Louise Delahunty – Class of 1971
Louise Delahunty was one of the first 4 Girls admitted to King Henry VIII Sixth Form in 1975. Louise is now a leading international lawyer in criminal and defence investigations. She is a former chairwoman of The Law Society’s Money Laundering Task Force and past member of the Government Money Laundering Advisory Committee. Her experience encompasses global, multi-jurisdictional investigations, dealing with regulators including the Serious Fraud Office (SFO) and financial institutions such as the World Bank.
Jonathan Ockenden – Class of 1976
Jonathan organised G8. He works for the Global Policy and Institutions sector of the Committee for Macroeconomic Policy and International Finance at HM Treasury. He represents the UK at meetings on Global Policy.
Elizabeth Preston – Class of 1991
Elizabeth was an Officer of the House of Commons, based in the Department of the Clerk of the House. She was UK Delegation Secretary for the NATO and OSCE Parliamentary Assemblies.

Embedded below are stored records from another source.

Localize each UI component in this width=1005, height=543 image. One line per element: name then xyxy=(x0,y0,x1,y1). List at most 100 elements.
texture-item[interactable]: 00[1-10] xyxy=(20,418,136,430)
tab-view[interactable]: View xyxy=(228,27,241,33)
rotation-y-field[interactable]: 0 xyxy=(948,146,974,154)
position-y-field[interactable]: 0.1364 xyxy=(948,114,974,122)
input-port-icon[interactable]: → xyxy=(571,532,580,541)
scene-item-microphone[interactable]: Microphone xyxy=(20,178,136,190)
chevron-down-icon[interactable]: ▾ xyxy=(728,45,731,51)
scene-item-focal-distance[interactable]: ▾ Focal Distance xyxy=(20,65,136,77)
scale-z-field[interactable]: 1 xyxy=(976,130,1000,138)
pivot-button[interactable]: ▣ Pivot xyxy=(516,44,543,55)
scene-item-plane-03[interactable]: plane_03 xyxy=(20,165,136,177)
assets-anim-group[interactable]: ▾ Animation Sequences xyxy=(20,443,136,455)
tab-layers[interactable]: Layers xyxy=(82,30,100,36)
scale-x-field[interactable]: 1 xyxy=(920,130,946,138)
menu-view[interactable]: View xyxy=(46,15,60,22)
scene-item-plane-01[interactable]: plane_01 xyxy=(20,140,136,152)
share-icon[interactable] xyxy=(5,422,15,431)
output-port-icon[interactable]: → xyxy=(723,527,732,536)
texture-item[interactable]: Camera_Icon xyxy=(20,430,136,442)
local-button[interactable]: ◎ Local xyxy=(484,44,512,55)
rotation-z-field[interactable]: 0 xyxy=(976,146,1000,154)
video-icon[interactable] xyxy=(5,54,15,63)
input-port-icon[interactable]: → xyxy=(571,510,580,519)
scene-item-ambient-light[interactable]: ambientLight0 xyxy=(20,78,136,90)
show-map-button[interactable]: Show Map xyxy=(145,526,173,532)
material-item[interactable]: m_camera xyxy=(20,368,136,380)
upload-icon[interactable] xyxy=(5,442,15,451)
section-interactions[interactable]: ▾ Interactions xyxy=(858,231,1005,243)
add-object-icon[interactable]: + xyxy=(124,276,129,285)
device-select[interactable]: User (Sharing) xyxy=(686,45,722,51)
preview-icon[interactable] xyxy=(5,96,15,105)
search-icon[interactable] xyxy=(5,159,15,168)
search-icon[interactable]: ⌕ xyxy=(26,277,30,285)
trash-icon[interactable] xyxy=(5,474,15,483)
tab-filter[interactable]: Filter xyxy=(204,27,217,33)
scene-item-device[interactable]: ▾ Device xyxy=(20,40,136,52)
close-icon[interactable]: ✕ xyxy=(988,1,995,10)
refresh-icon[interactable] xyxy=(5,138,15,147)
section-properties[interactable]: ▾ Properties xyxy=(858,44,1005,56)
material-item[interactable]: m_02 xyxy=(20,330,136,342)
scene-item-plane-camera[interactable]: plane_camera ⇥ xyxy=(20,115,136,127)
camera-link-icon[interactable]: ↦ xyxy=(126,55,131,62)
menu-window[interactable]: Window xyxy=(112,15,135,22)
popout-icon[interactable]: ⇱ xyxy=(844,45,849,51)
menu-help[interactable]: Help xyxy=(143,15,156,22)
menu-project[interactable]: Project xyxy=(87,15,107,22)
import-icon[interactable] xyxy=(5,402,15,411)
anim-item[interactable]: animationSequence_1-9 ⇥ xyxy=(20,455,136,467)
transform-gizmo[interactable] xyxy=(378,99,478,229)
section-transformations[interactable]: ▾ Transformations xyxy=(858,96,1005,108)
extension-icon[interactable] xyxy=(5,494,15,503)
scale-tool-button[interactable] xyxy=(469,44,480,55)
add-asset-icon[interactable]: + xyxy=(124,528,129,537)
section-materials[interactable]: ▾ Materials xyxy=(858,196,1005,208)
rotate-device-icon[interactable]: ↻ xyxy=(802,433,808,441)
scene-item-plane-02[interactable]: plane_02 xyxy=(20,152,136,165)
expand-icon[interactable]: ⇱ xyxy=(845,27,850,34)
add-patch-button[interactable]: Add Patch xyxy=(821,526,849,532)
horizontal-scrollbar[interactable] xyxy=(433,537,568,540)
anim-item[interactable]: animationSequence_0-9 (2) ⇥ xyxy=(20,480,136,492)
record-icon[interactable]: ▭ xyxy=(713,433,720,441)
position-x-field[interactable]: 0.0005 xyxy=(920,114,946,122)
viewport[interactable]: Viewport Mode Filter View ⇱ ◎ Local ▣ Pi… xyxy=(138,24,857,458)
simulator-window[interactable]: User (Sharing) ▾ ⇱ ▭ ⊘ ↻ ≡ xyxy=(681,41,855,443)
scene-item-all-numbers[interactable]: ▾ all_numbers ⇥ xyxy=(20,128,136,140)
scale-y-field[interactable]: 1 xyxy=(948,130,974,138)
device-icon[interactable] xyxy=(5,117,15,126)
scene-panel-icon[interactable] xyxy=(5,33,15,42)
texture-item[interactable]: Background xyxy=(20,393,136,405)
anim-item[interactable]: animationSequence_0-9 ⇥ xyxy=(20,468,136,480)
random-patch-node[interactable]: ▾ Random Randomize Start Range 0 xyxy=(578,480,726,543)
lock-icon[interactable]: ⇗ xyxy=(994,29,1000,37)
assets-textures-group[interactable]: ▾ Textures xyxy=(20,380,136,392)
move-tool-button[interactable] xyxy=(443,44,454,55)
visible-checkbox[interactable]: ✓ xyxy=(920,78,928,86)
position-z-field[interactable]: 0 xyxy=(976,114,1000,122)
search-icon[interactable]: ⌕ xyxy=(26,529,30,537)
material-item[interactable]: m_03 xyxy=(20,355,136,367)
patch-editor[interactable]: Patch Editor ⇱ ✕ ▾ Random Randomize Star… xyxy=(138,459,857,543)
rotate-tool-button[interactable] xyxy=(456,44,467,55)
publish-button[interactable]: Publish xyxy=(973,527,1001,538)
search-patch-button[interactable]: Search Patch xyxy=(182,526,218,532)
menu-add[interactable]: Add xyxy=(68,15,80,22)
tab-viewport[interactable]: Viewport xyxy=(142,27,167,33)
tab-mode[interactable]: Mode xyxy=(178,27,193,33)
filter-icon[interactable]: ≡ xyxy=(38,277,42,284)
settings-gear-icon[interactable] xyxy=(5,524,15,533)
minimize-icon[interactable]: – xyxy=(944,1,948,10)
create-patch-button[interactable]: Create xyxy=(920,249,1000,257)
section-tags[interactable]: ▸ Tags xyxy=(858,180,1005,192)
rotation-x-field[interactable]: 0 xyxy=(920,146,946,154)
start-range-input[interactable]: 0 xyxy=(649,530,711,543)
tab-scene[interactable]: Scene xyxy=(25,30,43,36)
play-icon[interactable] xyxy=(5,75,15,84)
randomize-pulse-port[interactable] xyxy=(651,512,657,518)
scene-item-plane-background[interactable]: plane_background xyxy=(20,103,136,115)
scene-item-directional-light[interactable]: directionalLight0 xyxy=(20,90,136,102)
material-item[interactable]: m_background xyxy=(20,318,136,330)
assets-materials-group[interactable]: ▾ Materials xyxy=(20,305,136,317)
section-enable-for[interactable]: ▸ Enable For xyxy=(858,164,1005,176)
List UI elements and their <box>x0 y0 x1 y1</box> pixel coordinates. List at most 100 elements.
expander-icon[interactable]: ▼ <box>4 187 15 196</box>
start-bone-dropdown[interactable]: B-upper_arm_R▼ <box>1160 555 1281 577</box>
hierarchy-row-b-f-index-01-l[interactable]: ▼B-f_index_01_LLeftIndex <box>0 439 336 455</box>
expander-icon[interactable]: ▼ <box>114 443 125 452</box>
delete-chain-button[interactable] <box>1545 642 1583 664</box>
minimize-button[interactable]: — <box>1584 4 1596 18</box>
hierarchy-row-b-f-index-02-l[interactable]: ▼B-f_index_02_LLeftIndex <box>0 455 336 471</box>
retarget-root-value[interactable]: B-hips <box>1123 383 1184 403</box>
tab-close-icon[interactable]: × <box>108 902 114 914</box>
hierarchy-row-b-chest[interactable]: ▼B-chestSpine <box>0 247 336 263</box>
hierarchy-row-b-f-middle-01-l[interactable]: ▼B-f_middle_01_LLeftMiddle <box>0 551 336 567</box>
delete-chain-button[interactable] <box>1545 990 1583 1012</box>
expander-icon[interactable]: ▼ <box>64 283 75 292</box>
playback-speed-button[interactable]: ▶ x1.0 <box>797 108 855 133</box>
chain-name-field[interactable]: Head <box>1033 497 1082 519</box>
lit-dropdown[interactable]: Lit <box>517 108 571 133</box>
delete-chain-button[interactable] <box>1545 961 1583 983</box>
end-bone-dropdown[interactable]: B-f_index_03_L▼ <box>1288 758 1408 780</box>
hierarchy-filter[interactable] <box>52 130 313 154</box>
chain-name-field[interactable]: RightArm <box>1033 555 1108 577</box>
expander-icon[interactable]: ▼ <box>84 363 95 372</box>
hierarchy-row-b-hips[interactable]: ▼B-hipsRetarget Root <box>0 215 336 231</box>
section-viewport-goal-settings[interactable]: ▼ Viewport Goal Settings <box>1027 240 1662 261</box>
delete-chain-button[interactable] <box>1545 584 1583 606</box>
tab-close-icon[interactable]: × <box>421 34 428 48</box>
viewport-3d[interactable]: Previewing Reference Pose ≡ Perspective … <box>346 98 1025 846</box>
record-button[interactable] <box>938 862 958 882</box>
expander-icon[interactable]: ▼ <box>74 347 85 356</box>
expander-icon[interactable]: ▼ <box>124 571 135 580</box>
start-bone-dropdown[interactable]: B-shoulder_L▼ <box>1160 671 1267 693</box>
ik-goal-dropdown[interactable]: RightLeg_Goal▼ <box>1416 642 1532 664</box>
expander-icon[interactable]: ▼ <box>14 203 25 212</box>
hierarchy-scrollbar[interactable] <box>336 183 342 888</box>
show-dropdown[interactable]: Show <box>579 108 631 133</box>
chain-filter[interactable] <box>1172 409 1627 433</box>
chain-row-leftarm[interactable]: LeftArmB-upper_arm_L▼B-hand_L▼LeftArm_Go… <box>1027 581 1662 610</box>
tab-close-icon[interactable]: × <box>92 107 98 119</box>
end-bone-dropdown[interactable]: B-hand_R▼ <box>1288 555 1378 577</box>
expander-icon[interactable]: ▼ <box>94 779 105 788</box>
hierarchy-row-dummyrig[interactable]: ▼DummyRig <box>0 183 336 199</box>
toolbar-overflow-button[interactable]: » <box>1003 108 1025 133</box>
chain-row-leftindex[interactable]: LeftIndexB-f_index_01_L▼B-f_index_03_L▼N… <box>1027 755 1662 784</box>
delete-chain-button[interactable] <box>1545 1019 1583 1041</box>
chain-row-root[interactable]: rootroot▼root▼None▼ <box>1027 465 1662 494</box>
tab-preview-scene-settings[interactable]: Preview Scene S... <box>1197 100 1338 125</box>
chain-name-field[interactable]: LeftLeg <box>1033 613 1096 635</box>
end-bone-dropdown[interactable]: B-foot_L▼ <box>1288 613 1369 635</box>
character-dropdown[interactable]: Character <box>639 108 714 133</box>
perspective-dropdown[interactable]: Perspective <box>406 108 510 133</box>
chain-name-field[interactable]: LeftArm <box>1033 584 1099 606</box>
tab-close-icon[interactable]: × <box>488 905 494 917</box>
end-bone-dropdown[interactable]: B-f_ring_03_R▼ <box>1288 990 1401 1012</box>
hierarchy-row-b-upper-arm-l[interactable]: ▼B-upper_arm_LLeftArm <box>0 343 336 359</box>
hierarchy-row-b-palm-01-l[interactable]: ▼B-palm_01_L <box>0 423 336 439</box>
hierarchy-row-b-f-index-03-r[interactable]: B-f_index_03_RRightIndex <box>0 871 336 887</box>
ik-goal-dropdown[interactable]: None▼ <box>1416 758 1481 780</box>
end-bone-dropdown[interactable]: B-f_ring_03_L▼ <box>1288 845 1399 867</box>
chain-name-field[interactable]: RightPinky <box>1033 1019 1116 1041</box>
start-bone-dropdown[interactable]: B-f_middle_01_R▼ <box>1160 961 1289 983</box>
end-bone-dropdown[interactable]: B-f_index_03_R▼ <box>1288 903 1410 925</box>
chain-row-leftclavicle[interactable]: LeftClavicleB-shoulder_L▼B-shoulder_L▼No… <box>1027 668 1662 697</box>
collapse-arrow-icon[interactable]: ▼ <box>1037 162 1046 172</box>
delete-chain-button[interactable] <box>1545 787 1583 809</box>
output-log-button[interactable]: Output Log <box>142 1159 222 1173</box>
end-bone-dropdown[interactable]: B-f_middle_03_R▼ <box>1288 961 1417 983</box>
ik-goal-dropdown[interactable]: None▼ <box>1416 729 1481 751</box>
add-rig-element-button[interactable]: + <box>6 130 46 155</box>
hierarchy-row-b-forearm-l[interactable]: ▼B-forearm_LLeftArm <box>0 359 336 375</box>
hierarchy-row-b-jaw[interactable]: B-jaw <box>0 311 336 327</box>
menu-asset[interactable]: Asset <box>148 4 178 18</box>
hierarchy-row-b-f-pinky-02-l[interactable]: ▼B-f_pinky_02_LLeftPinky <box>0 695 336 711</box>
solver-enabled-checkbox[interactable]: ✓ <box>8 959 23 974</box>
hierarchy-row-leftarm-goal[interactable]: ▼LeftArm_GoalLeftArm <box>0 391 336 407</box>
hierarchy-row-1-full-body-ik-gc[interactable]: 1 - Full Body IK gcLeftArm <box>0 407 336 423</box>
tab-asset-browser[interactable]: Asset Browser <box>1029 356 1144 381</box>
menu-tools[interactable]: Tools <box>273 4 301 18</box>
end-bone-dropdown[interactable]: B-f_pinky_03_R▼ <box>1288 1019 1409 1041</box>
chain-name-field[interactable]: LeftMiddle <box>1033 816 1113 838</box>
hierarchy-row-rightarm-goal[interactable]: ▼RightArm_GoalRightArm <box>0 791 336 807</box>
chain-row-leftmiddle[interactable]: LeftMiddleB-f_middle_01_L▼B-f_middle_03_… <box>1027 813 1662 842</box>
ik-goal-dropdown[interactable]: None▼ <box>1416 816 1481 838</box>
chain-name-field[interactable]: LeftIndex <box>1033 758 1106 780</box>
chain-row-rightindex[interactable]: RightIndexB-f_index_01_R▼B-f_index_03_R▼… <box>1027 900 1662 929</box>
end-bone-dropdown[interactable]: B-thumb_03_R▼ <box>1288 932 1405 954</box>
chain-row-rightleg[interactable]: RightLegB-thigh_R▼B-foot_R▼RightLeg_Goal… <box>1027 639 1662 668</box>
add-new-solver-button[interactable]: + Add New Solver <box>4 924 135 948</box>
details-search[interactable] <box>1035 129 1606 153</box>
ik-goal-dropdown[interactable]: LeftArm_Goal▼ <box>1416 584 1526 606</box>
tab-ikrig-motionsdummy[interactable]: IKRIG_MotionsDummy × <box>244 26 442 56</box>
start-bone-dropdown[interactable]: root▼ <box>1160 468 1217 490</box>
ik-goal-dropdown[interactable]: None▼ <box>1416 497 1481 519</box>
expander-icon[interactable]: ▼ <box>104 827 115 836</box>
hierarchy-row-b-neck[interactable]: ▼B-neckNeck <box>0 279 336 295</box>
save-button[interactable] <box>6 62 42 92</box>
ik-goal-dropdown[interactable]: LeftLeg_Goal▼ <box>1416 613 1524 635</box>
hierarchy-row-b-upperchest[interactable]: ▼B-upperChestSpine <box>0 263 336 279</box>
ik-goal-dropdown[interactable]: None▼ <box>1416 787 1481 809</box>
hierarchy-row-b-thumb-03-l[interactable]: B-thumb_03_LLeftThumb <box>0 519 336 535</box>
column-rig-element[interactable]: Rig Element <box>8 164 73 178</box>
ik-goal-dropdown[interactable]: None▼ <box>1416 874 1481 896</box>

William Dugdale (1605 – 1686)
William Dugdale was an eminent historian and antiquary. His works include Monasticon Anglicanum, The History of St Paul’s Cathedral and Antiquities of Warwickshire. During the Civil War Charles I deputed him to summon to surrender the castles of Banbury and Warwick. Following the Restoration, Dugdale rose through the Royal Household to the position of Garter Principal King of Arms.
Jack Fisher (1841-1920)
Jack Fisher was a senior Naval Officer at the start of the 20th century and was largely responsible for the reforms prior to the Great War including the introduction of the Dreadnought battleships. He retired in 1910 but was recalled to the Admiralty on the outbreak of the First World War. However, disagreements with a young Winston Churchill over the ill-fated Gallipoli campaign brought about his resignation in mid 1915.